Boucai, 34, co-founder of $400 million Newbrook Capital Advisors, has a moderate congenital hearing loss. He's worn hearing aids since the age of five. "When I have a conversation, I'd argue that I listen far more intently than most people because I have to," he says.

Two years ago he was approached by the Deafness Research Foundation board chair Rebecca Ginzburg about getting involved. He'd been recommended by the Massachusetts Eye and Ear Infirmary, where he was already engaged in outreach and fund-raising efforts, and he immediately agreed to join the group's board. The foundation was formed in 1958 to provide information, advocacy and grants for hearing loss and deafness issues and research. According to the National Institute on Deafness and Other Communication Disorders, 36 million adult Americans suffer hearing loss.

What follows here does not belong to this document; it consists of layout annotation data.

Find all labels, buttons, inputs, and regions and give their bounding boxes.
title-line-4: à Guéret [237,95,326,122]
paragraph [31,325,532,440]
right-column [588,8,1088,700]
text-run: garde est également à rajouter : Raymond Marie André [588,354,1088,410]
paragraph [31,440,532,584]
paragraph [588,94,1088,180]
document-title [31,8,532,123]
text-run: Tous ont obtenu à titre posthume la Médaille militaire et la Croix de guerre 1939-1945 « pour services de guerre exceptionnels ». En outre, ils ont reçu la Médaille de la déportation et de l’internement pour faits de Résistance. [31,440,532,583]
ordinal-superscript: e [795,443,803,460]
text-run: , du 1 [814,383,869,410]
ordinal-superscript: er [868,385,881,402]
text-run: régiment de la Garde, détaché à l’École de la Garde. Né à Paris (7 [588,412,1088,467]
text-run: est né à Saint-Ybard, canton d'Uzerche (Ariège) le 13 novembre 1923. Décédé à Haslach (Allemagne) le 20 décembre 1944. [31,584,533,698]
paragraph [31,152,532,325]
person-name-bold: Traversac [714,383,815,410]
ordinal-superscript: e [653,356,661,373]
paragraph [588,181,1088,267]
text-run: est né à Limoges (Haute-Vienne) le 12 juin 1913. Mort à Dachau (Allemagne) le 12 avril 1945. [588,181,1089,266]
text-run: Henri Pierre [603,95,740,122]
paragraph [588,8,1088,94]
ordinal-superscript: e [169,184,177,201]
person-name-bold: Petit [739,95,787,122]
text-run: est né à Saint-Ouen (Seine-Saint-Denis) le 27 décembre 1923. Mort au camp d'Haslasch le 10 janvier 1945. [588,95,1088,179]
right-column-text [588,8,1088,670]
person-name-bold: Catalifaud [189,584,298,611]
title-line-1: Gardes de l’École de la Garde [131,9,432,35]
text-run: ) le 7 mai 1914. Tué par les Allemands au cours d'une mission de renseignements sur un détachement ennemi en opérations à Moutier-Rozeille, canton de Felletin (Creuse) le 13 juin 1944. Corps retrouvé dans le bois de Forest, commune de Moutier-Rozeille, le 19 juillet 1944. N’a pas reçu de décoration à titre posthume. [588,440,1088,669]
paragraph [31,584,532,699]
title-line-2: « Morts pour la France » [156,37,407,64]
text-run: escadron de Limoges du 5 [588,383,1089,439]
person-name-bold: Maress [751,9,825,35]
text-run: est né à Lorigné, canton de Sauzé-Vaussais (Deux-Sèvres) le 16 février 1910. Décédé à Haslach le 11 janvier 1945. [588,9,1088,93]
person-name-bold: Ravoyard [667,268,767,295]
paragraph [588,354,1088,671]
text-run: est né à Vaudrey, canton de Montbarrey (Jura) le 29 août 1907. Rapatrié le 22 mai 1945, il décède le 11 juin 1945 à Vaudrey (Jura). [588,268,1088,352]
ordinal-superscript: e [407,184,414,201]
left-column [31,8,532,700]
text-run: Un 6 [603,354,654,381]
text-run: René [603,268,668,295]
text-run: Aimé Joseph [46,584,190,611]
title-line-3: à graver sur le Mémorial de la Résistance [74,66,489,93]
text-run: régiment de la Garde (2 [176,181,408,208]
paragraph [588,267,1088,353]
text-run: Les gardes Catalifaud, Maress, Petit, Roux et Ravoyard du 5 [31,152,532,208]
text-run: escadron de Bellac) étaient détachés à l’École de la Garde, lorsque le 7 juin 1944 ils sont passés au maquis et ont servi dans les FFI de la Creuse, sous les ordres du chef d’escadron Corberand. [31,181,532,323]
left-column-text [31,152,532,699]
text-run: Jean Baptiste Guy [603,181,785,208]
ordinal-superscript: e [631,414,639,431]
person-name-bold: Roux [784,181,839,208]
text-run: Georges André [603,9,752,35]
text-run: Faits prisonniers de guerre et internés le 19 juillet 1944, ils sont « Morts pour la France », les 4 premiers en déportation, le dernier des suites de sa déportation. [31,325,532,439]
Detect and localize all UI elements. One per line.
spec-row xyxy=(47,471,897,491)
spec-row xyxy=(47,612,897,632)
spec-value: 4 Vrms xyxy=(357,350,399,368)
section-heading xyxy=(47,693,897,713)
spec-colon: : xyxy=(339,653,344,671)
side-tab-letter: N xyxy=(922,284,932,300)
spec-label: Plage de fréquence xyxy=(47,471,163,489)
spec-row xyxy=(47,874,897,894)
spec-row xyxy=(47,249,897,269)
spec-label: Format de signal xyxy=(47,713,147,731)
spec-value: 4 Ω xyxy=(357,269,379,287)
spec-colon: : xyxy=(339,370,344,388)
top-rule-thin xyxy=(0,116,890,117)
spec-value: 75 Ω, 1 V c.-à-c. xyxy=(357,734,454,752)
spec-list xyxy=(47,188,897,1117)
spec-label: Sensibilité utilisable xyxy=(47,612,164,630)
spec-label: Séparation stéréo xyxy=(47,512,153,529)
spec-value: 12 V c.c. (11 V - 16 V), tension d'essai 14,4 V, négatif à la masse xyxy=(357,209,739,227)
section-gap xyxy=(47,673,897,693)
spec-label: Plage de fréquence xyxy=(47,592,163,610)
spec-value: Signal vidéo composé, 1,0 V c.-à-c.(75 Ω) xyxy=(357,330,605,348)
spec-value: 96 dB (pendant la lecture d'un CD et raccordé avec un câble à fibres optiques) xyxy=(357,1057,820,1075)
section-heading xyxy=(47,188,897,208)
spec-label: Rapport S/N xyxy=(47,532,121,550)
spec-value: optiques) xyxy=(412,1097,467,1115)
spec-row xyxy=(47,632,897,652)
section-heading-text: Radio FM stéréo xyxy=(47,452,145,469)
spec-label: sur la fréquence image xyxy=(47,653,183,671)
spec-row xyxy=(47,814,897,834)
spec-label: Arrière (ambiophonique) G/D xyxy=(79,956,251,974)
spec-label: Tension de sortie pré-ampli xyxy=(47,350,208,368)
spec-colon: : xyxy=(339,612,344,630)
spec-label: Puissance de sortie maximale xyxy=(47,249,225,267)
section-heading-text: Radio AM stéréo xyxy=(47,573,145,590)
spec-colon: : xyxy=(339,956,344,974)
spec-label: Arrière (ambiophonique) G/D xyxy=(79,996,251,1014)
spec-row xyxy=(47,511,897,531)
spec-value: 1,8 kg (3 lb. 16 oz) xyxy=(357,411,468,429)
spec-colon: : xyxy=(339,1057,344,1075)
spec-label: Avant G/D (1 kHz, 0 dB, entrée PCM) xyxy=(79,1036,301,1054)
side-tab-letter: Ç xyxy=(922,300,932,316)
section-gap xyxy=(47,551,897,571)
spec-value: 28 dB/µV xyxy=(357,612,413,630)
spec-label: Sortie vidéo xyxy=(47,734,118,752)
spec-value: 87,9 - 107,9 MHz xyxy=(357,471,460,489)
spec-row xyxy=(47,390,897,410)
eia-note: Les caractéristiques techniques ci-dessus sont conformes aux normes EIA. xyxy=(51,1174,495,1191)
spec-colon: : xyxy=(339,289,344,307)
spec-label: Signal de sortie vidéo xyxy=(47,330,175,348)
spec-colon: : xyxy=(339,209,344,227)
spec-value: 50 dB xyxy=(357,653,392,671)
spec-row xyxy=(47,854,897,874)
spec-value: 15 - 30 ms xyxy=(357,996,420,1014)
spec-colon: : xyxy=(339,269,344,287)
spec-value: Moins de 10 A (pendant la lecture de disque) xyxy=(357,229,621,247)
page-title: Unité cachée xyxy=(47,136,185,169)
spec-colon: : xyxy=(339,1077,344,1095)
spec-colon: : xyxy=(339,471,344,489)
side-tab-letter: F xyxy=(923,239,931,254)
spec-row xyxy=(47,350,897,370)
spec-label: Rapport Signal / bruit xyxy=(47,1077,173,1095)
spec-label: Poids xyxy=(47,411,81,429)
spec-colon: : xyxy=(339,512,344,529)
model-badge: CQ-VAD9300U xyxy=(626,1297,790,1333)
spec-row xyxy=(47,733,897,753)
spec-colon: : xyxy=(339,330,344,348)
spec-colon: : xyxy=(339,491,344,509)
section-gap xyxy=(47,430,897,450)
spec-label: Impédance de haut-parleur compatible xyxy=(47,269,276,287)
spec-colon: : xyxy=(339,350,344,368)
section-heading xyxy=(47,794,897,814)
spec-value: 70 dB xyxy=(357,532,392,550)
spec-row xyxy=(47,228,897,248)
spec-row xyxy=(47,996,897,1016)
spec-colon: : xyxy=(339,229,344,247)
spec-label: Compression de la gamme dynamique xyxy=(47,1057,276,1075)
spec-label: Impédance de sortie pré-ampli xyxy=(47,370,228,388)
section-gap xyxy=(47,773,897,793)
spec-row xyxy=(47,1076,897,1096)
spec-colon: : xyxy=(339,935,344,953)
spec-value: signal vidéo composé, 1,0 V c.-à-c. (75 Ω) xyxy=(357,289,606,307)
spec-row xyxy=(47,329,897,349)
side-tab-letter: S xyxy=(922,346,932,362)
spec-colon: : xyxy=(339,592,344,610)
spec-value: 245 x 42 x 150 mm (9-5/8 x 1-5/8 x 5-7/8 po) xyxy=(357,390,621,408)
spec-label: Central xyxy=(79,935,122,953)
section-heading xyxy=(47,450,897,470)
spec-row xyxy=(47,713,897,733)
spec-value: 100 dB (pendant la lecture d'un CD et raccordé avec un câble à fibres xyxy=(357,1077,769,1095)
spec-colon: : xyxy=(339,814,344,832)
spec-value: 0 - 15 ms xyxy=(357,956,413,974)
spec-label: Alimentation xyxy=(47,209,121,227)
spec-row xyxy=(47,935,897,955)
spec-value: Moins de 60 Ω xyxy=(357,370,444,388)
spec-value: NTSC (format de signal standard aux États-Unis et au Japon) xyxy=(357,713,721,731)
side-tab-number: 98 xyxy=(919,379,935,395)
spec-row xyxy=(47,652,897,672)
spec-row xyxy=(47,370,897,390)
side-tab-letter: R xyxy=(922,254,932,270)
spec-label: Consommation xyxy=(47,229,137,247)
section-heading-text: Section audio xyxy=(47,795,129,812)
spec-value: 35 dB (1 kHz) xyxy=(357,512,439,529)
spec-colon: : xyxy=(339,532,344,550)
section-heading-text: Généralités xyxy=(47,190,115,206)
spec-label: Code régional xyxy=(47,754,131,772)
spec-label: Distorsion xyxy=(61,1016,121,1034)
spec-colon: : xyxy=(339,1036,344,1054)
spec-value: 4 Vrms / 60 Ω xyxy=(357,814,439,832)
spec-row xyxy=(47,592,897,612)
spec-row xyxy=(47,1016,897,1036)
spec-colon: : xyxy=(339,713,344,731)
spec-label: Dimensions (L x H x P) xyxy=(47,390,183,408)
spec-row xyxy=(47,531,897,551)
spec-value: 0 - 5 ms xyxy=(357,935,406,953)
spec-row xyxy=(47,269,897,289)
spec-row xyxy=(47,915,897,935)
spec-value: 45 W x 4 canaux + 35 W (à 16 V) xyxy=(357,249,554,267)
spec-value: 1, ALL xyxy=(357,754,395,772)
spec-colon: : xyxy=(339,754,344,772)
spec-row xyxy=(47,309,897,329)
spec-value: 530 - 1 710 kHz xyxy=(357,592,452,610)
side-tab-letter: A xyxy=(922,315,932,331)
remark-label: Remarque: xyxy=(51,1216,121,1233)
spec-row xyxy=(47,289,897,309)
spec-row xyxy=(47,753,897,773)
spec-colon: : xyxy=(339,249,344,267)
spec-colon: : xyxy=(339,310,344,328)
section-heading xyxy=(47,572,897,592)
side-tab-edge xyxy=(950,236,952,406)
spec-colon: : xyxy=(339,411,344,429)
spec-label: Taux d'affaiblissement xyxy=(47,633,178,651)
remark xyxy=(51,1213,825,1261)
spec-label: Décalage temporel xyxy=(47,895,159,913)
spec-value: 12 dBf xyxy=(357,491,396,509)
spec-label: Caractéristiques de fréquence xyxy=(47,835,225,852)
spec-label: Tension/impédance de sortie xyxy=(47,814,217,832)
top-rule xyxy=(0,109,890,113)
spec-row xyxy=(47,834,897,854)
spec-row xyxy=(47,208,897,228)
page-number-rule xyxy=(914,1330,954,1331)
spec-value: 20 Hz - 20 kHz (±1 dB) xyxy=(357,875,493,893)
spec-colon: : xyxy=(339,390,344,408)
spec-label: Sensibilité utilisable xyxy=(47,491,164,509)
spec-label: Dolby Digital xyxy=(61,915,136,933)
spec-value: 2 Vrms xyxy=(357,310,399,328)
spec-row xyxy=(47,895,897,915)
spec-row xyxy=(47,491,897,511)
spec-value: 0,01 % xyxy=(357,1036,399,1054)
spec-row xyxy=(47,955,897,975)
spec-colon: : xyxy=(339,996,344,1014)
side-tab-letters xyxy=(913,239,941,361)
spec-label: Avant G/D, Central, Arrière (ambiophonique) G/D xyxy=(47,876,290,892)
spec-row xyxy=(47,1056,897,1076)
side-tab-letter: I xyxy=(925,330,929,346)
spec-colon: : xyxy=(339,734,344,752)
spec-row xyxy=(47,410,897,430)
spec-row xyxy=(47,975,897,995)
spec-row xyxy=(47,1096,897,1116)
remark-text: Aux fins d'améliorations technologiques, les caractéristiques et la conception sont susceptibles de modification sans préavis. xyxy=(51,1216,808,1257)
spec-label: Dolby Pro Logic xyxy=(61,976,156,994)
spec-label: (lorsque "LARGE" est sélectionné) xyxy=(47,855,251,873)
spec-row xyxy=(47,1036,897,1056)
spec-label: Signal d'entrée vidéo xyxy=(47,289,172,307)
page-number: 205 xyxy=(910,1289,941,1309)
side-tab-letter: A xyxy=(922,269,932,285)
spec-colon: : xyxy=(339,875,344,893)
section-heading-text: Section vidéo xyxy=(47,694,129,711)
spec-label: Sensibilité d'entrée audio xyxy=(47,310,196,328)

Hearing problems aren't limited to those with congenital loss or the elderly. Noise pollution is a growing hazard. "People are living longer, but they're also abusing their ears a lot more—talking on cell phones, [using] iPods, [riding] the subway," says Boucai. A central focus of the Deafness Research Foundation is funding research. The New York nonprofit has given more than 2,200 grants in all, which in the most recent year includes the first Centurion Clinical Research Award of $50,000 as well as another $407,696 to researchers investigating topics such as hair-cell regeneration and sound training. Boucai thinks that hair-cell regeneration—finding a way to produce damaged hair cells in the inner ear, which do not naturally grow back—is the best hope to restore natural hearing, but he also knows that this solution might be 20 years away. In the meantime, he says, increasing grants is a priority. "These are grants that wouldn't otherwise be funded," he says. "They don't make economic sense, but some things that don't make economic sense can have the best rewards, in this field in particular."

Sam Martini, a supporter of the foundation, says Boucai is unusual. "The cause is very lucky to have someone as dynamic and caring and driven and generous as Robert." Boucai talks about the efforts a person with hearing loss needs to make: procuring hearing aids (which can cost up to $10,000 and are not covered by insurance), lipreading and developing concentration skills and heightened awareness. In school, he says, working extra hard was a given. "You have to study 20, 30% harder to be at the same level as everyone else."

Not that his hearing loss slowed him down: Boucai played football, baseball and hockey in high school; he graduated from the University of Pennsylvania's Wharton school; and he co-founded Newbrook, a global long/short equity vehicle, in 2006, after stints at The Blackstone Group and Karsch Capital.

Of course, he wonders what his life would have been like if he didn't have a hearing loss. "How much more potential would I have had without it?" he wonders. "On the other hand, it has formed me as a person."